Her process was begun in 1645; in 1650 the cause was introduced at Rome. When the decree of heroicity of her virtues seemed imminent, various contingent historical circumstances, extrinsic to the cause itself, halted it. This until July 16, 1789, when Pius VI promulgated the decree that recognized such heroicity. Then the French revolution completely halted the cause, which seemed to be progressing again with success, as a result, too, of the graces that were attributed to the intercession of the venerable.

Magdalen is one of the figures of greater distinction in the vast and glorious band of «spirituals» of the «grand century» of France. Very highly esteemed by St. Francis de Sales and by St. Jane Frances Fremiot de Chantal, she was particularly dear to Card. de Berulle, whom she upheld and encouraged in the foundation of the Oratory and whom she followed in the spirituality centered on the Incarnate Word and His mysteries. At her request, and following the summary notes that she had outlined, G. Gibieuf composed La vie et les grandeurs de la tres saincte Vierge (Paris, 1637), which in many passages reflects the thought and the teaching of Magdalen. Pope Urban VIII, Marie de'Medici, Louise de Marillac, Richelieu had called on her with esteem and with confidence in her prayers and asked her for counsel even on political matters. St. Vincent de Paul was also in contact with her, and at the process of beatification gave his written testimony about her virtues.

Humble, simple, smiling, she enjoyed divine communications from a tender age. God poured out His grace in her, above all through the sacred humanity of Christ. She participated in the mysteries of Christ's life in a special, mystical way. These graces nourished her faith and her charity to an eminent degree and increased her fervor for the Eucharist, her devotion to the Church, and her zeal for the salvation of souls. In the midst of her mystical graces and in contact with so many souls who had recourse to her for counsel about the secret ways of God, she followed the absolute norm of relying in everything upon the Church and its decisions. She was convinced that, even if someone came face to face with true charisms, «that which comes from the Church's part and which is based upon its authority is incomparably better».

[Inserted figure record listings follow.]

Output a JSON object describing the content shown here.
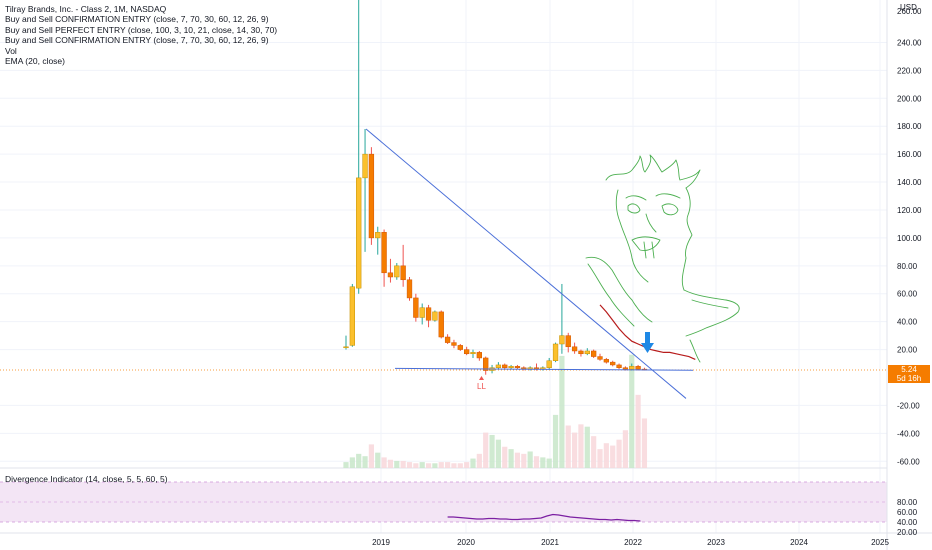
{
  "legend": {
    "title": "Tilray Brands, Inc. - Class 2, 1M, NASDAQ",
    "lines": [
      "Buy and Sell CONFIRMATION ENTRY (close, 7, 70, 30, 60, 12, 26, 9)",
      "Buy and Sell PERFECT ENTRY (close, 100, 3, 10, 21, close, 14, 30, 70)",
      "Buy and Sell CONFIRMATION ENTRY (close, 7, 70, 30, 60, 12, 26, 9)",
      "Vol",
      "EMA (20, close)"
    ]
  },
  "indicator_legend": "Divergence Indicator (14, close, 5, 5, 60, 5)",
  "currency": "USD",
  "last_price": {
    "value": "5.24",
    "countdown": "5d 16h"
  },
  "marker_label": "LL",
  "colors": {
    "up": "#26a69a",
    "down": "#ef5350",
    "candle_up_fill": "#fbc02d",
    "candle_down_fill": "#f57c00",
    "trendline": "#4a6fd8",
    "ema": "#b71c1c",
    "drawing": "#4caf50",
    "rsi": "#7b1fa2",
    "rsi_band": "#f3e5f5",
    "arrow": "#1e88e5"
  },
  "chart_data": {
    "type": "candlestick",
    "title": "Tilray Brands, Inc. - Class 2, 1M, NASDAQ",
    "price_axis_ticks": [
      -60,
      -40,
      -20,
      20,
      40,
      60,
      80,
      100,
      120,
      140,
      160,
      180,
      200,
      220,
      240
    ],
    "price_axis_top_partial": "260.00",
    "rsi_axis_ticks": [
      20,
      40,
      60,
      80
    ],
    "rsi_band": [
      30,
      70
    ],
    "x_axis_labels": [
      "2019",
      "2020",
      "2021",
      "2022",
      "2023",
      "2024",
      "2025"
    ],
    "candles": [
      {
        "o": 22,
        "h": 30,
        "l": 20,
        "c": 22
      },
      {
        "o": 23,
        "h": 67,
        "l": 22,
        "c": 65
      },
      {
        "o": 64,
        "h": 300,
        "l": 60,
        "c": 143
      },
      {
        "o": 143,
        "h": 178,
        "l": 90,
        "c": 160
      },
      {
        "o": 160,
        "h": 165,
        "l": 95,
        "c": 100
      },
      {
        "o": 100,
        "h": 108,
        "l": 88,
        "c": 104
      },
      {
        "o": 104,
        "h": 106,
        "l": 65,
        "c": 75
      },
      {
        "o": 75,
        "h": 85,
        "l": 68,
        "c": 72
      },
      {
        "o": 72,
        "h": 82,
        "l": 70,
        "c": 80
      },
      {
        "o": 80,
        "h": 95,
        "l": 65,
        "c": 70
      },
      {
        "o": 70,
        "h": 72,
        "l": 55,
        "c": 57
      },
      {
        "o": 57,
        "h": 60,
        "l": 40,
        "c": 43
      },
      {
        "o": 43,
        "h": 53,
        "l": 38,
        "c": 50
      },
      {
        "o": 50,
        "h": 52,
        "l": 36,
        "c": 41
      },
      {
        "o": 41,
        "h": 48,
        "l": 40,
        "c": 47
      },
      {
        "o": 47,
        "h": 48,
        "l": 28,
        "c": 29
      },
      {
        "o": 29,
        "h": 31,
        "l": 24,
        "c": 25
      },
      {
        "o": 25,
        "h": 27,
        "l": 21,
        "c": 23
      },
      {
        "o": 23,
        "h": 24,
        "l": 19,
        "c": 20
      },
      {
        "o": 20,
        "h": 22,
        "l": 16,
        "c": 17
      },
      {
        "o": 17,
        "h": 20,
        "l": 14,
        "c": 18
      },
      {
        "o": 18,
        "h": 19,
        "l": 12,
        "c": 14
      },
      {
        "o": 14,
        "h": 15,
        "l": 2,
        "c": 5
      },
      {
        "o": 5,
        "h": 9,
        "l": 3,
        "c": 7
      },
      {
        "o": 7,
        "h": 11,
        "l": 6,
        "c": 9
      },
      {
        "o": 9,
        "h": 10,
        "l": 6,
        "c": 7
      },
      {
        "o": 7,
        "h": 9,
        "l": 6,
        "c": 8
      },
      {
        "o": 8,
        "h": 9,
        "l": 6,
        "c": 7
      },
      {
        "o": 7,
        "h": 8,
        "l": 5,
        "c": 6
      },
      {
        "o": 6,
        "h": 8,
        "l": 5,
        "c": 7
      },
      {
        "o": 7,
        "h": 10,
        "l": 5,
        "c": 6
      },
      {
        "o": 6,
        "h": 8,
        "l": 5,
        "c": 7
      },
      {
        "o": 7,
        "h": 14,
        "l": 6,
        "c": 12
      },
      {
        "o": 12,
        "h": 25,
        "l": 11,
        "c": 24
      },
      {
        "o": 24,
        "h": 67,
        "l": 17,
        "c": 30
      },
      {
        "o": 30,
        "h": 32,
        "l": 18,
        "c": 22
      },
      {
        "o": 22,
        "h": 25,
        "l": 17,
        "c": 19
      },
      {
        "o": 19,
        "h": 20,
        "l": 15,
        "c": 17
      },
      {
        "o": 17,
        "h": 21,
        "l": 16,
        "c": 19
      },
      {
        "o": 19,
        "h": 20,
        "l": 14,
        "c": 15
      },
      {
        "o": 15,
        "h": 17,
        "l": 12,
        "c": 13
      },
      {
        "o": 13,
        "h": 14,
        "l": 10,
        "c": 11
      },
      {
        "o": 11,
        "h": 12,
        "l": 8,
        "c": 9
      },
      {
        "o": 9,
        "h": 10,
        "l": 6,
        "c": 7
      },
      {
        "o": 7,
        "h": 8,
        "l": 5,
        "c": 6
      },
      {
        "o": 6,
        "h": 10,
        "l": 5,
        "c": 8
      },
      {
        "o": 8,
        "h": 9,
        "l": 5,
        "c": 6
      },
      {
        "o": 6,
        "h": 7,
        "l": 5,
        "c": 5.24
      }
    ],
    "volume": [
      5,
      9,
      12,
      10,
      20,
      13,
      9,
      7,
      6,
      6,
      5,
      4,
      5,
      4,
      4,
      5,
      5,
      4,
      4,
      5,
      8,
      12,
      30,
      28,
      24,
      18,
      16,
      13,
      12,
      14,
      10,
      9,
      8,
      45,
      95,
      36,
      30,
      37,
      35,
      27,
      16,
      21,
      19,
      24,
      32,
      96,
      62,
      42
    ],
    "ema_20": [
      {
        "x": 40,
        "y": 52
      },
      {
        "x": 41,
        "y": 47
      },
      {
        "x": 42,
        "y": 41
      },
      {
        "x": 43,
        "y": 35
      },
      {
        "x": 44,
        "y": 30
      },
      {
        "x": 45,
        "y": 26
      },
      {
        "x": 46,
        "y": 24
      },
      {
        "x": 47,
        "y": 22
      },
      {
        "x": 48,
        "y": 20
      },
      {
        "x": 49,
        "y": 19
      },
      {
        "x": 50,
        "y": 18
      },
      {
        "x": 51,
        "y": 18
      },
      {
        "x": 52,
        "y": 17
      },
      {
        "x": 53,
        "y": 16
      },
      {
        "x": 54,
        "y": 15
      },
      {
        "x": 55,
        "y": 13
      }
    ],
    "rsi": [
      50,
      50,
      49,
      48,
      47,
      46,
      46,
      47,
      47,
      46,
      46,
      45,
      45,
      46,
      46,
      47,
      48,
      52,
      55,
      54,
      52,
      50,
      49,
      48,
      47,
      46,
      45,
      45,
      44,
      45,
      44,
      43,
      43,
      42
    ]
  }
}
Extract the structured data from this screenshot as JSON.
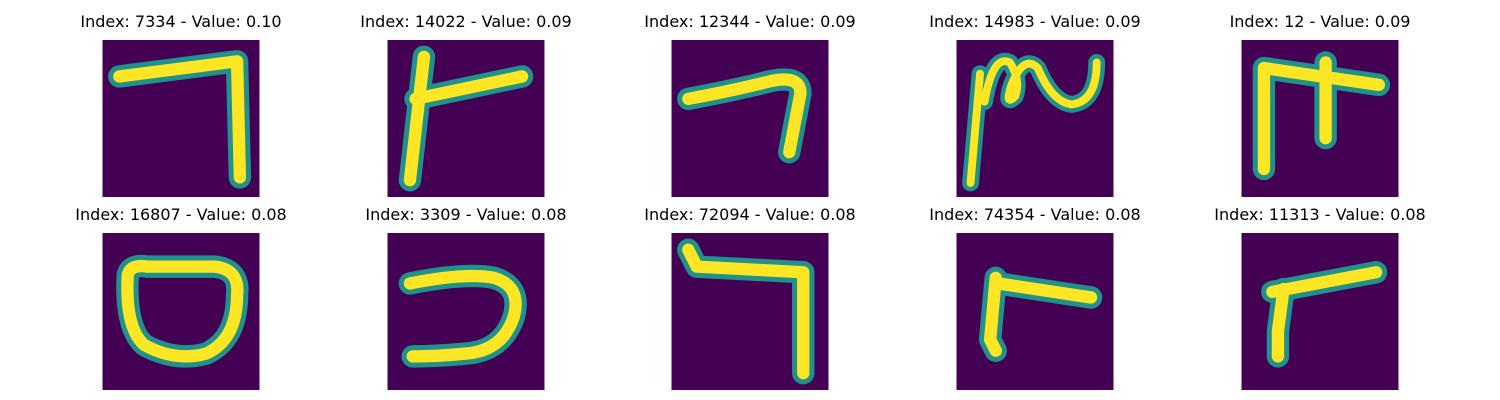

A Teresian soul, formed by distinguished nuns who had been in contact with the Saint of Avila, she sought to form herself and her daughters according to the spirit of prayer typical of the Carmelite reform. Hence it can be said that by her counsels and her influence she shaped all of the forty-seven Carmels erected in France during the period between her first priorate and her death. Her still unedited letters show this."